Russian President Vladimir Putin has ventured into the charged battle over the rival historical narratives of World War II by claiming that 40% of Jewish Holocaust victims were Soviet.
Putin is in Jerusalem for the largest-ever gathering focused on commemorating the Holocaust. But it has been marred by the historical squabbles.
Speaking during a meeting with President Reuven Rivlin on Thursday, the Russian leader said the Red Army not only freed the Auschwitz death camp but also “made a decisive contribution to victory over the Nazis,” he added.
“The Soviet people and the Russian people suffered greatly during the war, when it comes to the Holocaust, some 40% of the Jews killed there were from the Soviet Union.”
It was the latest chapter in a bitter dispute over Soviet actions in World War II. Putin has been leading a campaign to play down the Soviet Union's pre-war pact with the Nazis and focus instead on its role in defeating them.

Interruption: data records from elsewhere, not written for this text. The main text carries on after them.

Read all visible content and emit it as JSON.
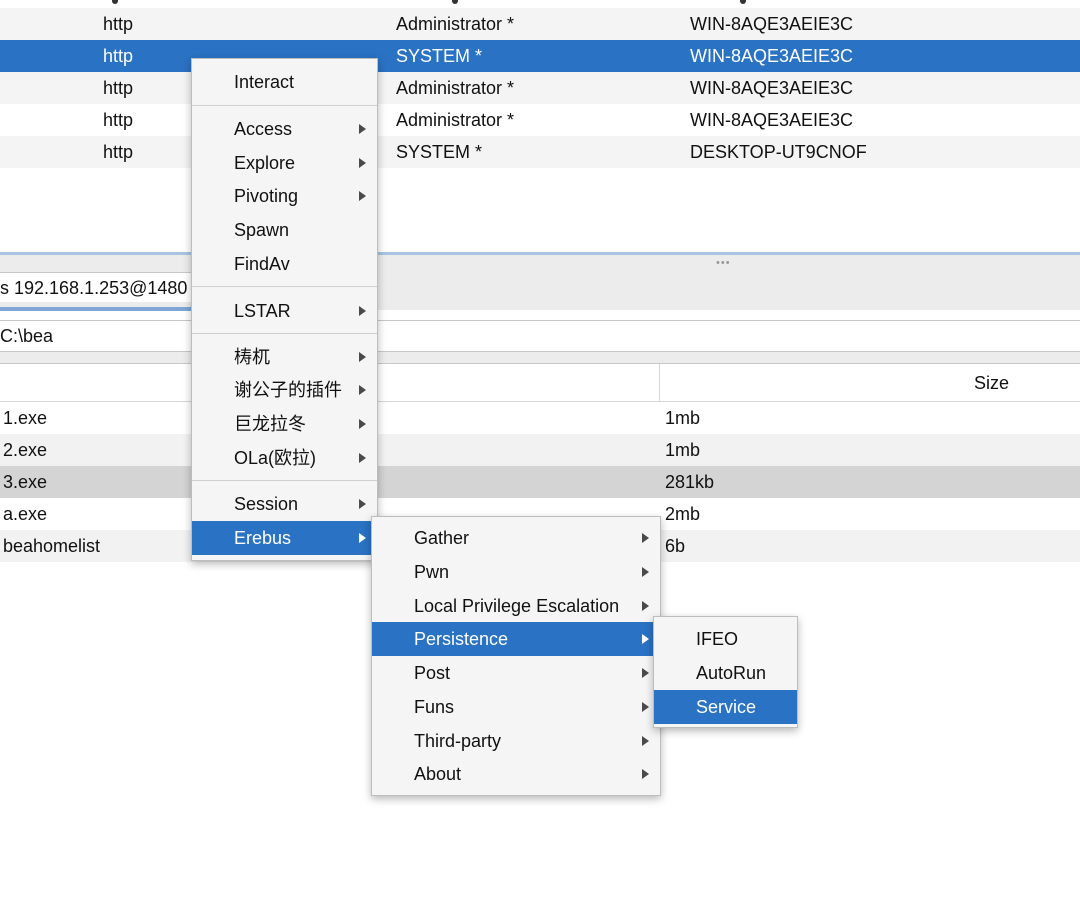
{
  "sessions": {
    "rows": [
      {
        "listener": "http",
        "user": "Administrator *",
        "computer": "WIN-8AQE3AEIE3C"
      },
      {
        "listener": "http",
        "user": "SYSTEM *",
        "computer": "WIN-8AQE3AEIE3C"
      },
      {
        "listener": "http",
        "user": "Administrator *",
        "computer": "WIN-8AQE3AEIE3C"
      },
      {
        "listener": "http",
        "user": "Administrator *",
        "computer": "WIN-8AQE3AEIE3C"
      },
      {
        "listener": "http",
        "user": "SYSTEM *",
        "computer": "DESKTOP-UT9CNOF"
      }
    ]
  },
  "splitter": {
    "dots": "•••"
  },
  "tab": {
    "label": "s 192.168.1.253@1480"
  },
  "path_bar": {
    "value": "C:\\bea"
  },
  "file_table": {
    "size_header": "Size",
    "rows": [
      {
        "name": "1.exe",
        "size": "1mb"
      },
      {
        "name": "2.exe",
        "size": "1mb"
      },
      {
        "name": "3.exe",
        "size": "281kb"
      },
      {
        "name": "a.exe",
        "size": "2mb"
      },
      {
        "name": "beahomelist",
        "size": "6b"
      }
    ]
  },
  "context_menu": {
    "items": [
      {
        "label": "Interact"
      },
      {
        "label": "Access"
      },
      {
        "label": "Explore"
      },
      {
        "label": "Pivoting"
      },
      {
        "label": "Spawn"
      },
      {
        "label": "FindAv"
      },
      {
        "label": "LSTAR"
      },
      {
        "label": "梼杌"
      },
      {
        "label": "谢公子的插件"
      },
      {
        "label": "巨龙拉冬"
      },
      {
        "label": "OLa(欧拉)"
      },
      {
        "label": "Session"
      },
      {
        "label": "Erebus"
      }
    ]
  },
  "erebus_menu": {
    "items": [
      {
        "label": "Gather"
      },
      {
        "label": "Pwn"
      },
      {
        "label": "Local Privilege Escalation"
      },
      {
        "label": "Persistence"
      },
      {
        "label": "Post"
      },
      {
        "label": "Funs"
      },
      {
        "label": "Third-party"
      },
      {
        "label": "About"
      }
    ]
  },
  "persistence_menu": {
    "items": [
      {
        "label": "IFEO"
      },
      {
        "label": "AutoRun"
      },
      {
        "label": "Service"
      }
    ]
  },
  "colors": {
    "selection": "#2a72c3",
    "row_alt": "#f4f4f4",
    "file_selected": "#d4d4d4",
    "menu_bg": "#f5f5f5"
  }
}
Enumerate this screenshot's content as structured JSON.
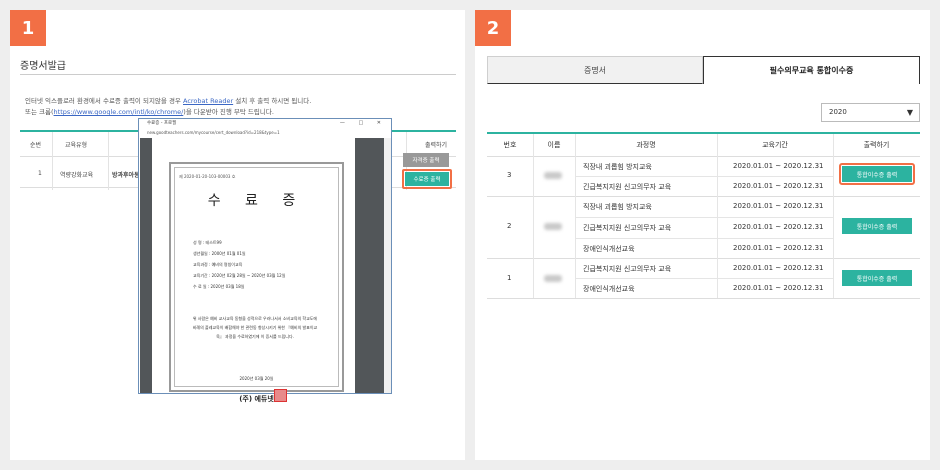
{
  "step1": {
    "badge": "1",
    "section_title": "증명서발급",
    "notice_line1_pre": "인터넷 익스플로러 환경에서 수료증 출력이 되지않을 경우",
    "notice_link1": "Acrobat Reader",
    "notice_line1_post": "설치 후 출력 하시면 됩니다.",
    "notice_line2_pre": "또는 크롬(",
    "notice_link2": "https://www.google.com/intl/ko/chrome/",
    "notice_line2_post": ")을 다운받아 진행 부탁 드립니다.",
    "table": {
      "headers": [
        "순번",
        "교육유형",
        "출력하기"
      ],
      "row": {
        "no": "1",
        "type": "역량강화교육",
        "course": "방과후아동지"
      },
      "btn_qual": "자격증 출력",
      "btn_cert": "수료증 출력"
    },
    "popup": {
      "title": "수료증 - 프로필",
      "controls": "— □ ✕",
      "url": "new.goodteachers.com/mycourse/cert_download?id=218&type=1",
      "cert_no": "제 2020-01-20-103-00003 호",
      "cert_title": "수 료 증",
      "fields": [
        "성  명 : 테스트99",
        "생년월일 : 2000년 01월 01일",
        "교육과정 : 예비의 명칭이교육",
        "교육기간 : 2020년 02월 28일 ~ 2020년 03월 12일",
        "수 료 일 : 2020년 03월 18일"
      ],
      "body": "위 사람은 예비 교사교육 동형을 성적으로 우러나서서 소비교육의 학교도에 비례의 플레교육이 배합해야 한 관련동 향상시키기 위한 『예비의 발표이교육』 과정을 수료하였기에 이 증서를 드립니다.",
      "date": "2020년 03월 20일",
      "org": "(주) 에듀넷"
    }
  },
  "step2": {
    "badge": "2",
    "tab_cert": "증명서",
    "tab_required": "필수의무교육 통합이수증",
    "year": "2020",
    "year_arrow": "▼",
    "headers": [
      "번호",
      "이름",
      "과정명",
      "교육기간",
      "출력하기"
    ],
    "groups": [
      {
        "no": "3",
        "btn": "통합이수증 출력",
        "courses": [
          {
            "name": "직장내 괴롭힘 방지교육",
            "period": "2020.01.01 ~ 2020.12.31"
          },
          {
            "name": "긴급복지지원 신고의무자 교육",
            "period": "2020.01.01 ~ 2020.12.31"
          }
        ]
      },
      {
        "no": "2",
        "btn": "통합이수증 출력",
        "courses": [
          {
            "name": "직장내 괴롭힘 방지교육",
            "period": "2020.01.01 ~ 2020.12.31"
          },
          {
            "name": "긴급복지지원 신고의무자 교육",
            "period": "2020.01.01 ~ 2020.12.31"
          },
          {
            "name": "장애인식개선교육",
            "period": "2020.01.01 ~ 2020.12.31"
          }
        ]
      },
      {
        "no": "1",
        "btn": "통합이수증 출력",
        "courses": [
          {
            "name": "긴급복지지원 신고의무자 교육",
            "period": "2020.01.01 ~ 2020.12.31"
          },
          {
            "name": "장애인식개선교육",
            "period": "2020.01.01 ~ 2020.12.31"
          }
        ]
      }
    ]
  },
  "colors": {
    "accent": "#2cb3a0",
    "highlight": "#f26f45",
    "badge": "#f26f45"
  }
}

Of the 6 million Jews killed by the Nazis, historians say about 1 million were Soviet. Putin appeared to be adding an additional 1.5 million Jewish victims from eastern European areas occupied by the Soviets under their pact with the Nazis.
Poland's president skipped Thursday's event to protest the central role given to Putin. Poland, which has been criticized for its own wartime revisionism, accuses Putin of unfairly blaming it for the war's outbreak.
The former KGB man also called for an end of anti-Semitism. "Now you [Rivlin] said we don't know where anti-Semitism ends, unfortunately, we know that the end is in Auschwitz," said Putin. "One must pay attention and not let this happen ever again."
Putin, on a brief visit, also attended a dedication ceremony of a monument honoring the nearly 900-day Nazi siege of the Soviet city of Leningrad, the Russian leader's hometown.
Prime Minister Benjamin Netanyahu, who spoke during the ceremony, reiterated Putin’s sentiments praising the Soviet soldiers for “saving the world from a terrible tragedy.”
“The residue of pain has remained, what was lost, was lost forever,” he added.
"Your brother did not survive the siege. The pain of losing a brother is well known to me," said Netanyahu, whose brother Yonatan was killed leading the Operation Entebbe hostage rescue mission in 1976.